The contents of the vial are mixed gently with the diluent (avoiding shaking, which can denature the peptide) until fully dissolved.[] The appropriate dose is then drawn up into an insulin-type syringe.
Injections are given subcutaneously (just under the skin), and injection sites should be rotated daily to prevent lipoatrophy or irritation. Common injection areas include the lower abdomen (at least 2 inches away from the navel), front of the thigh, or outer upper arm.
The evening timing (before bedtime) is recommended to leverage the body’s natural night-time GH peak and to reduce daytime inconvenience.

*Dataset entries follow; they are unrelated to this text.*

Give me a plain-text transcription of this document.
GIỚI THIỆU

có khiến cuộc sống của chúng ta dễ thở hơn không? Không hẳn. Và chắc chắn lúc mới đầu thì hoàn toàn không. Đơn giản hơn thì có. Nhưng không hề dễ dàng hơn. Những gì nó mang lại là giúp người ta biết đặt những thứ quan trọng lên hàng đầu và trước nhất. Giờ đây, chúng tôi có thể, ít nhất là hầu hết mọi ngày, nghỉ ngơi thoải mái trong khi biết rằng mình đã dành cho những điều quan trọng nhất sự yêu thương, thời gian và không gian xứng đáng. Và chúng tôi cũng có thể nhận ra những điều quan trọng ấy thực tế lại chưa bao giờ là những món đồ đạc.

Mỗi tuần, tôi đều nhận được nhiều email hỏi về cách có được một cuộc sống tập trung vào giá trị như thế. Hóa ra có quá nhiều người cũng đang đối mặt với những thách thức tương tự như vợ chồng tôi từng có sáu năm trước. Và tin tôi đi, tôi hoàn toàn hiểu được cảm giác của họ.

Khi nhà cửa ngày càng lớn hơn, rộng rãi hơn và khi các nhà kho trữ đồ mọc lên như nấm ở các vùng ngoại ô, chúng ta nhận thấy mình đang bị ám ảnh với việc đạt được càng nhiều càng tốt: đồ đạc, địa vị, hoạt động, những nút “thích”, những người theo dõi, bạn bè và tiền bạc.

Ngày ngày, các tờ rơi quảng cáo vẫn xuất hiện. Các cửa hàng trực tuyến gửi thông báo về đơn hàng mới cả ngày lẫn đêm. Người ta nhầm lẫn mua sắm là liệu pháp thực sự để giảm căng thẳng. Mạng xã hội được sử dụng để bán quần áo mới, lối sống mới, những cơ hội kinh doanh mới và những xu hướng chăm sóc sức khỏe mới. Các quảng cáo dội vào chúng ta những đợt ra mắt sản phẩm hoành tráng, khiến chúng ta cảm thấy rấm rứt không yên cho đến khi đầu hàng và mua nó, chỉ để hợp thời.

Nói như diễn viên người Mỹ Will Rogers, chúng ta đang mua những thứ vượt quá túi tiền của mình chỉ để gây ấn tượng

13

If a dose is missed, the patient should follow their physician’s guidance; generally, if it’s close to the next dose, skip the missed dose (do not double up doses).
All used needles and syringes must be disposed of in a proper sharps container.
Treatment Duration and Monitoring: The length of sermorelin therapy depends on the individual’s response and treatment goals. In children, therapy may continue for several years until an acceptable height is achieved or until growth plates close. In adults, treatment length varies based on symptom relief and IGF-1 targets, and some may use it indefinitely if benefits persist (with periodic re-evaluation).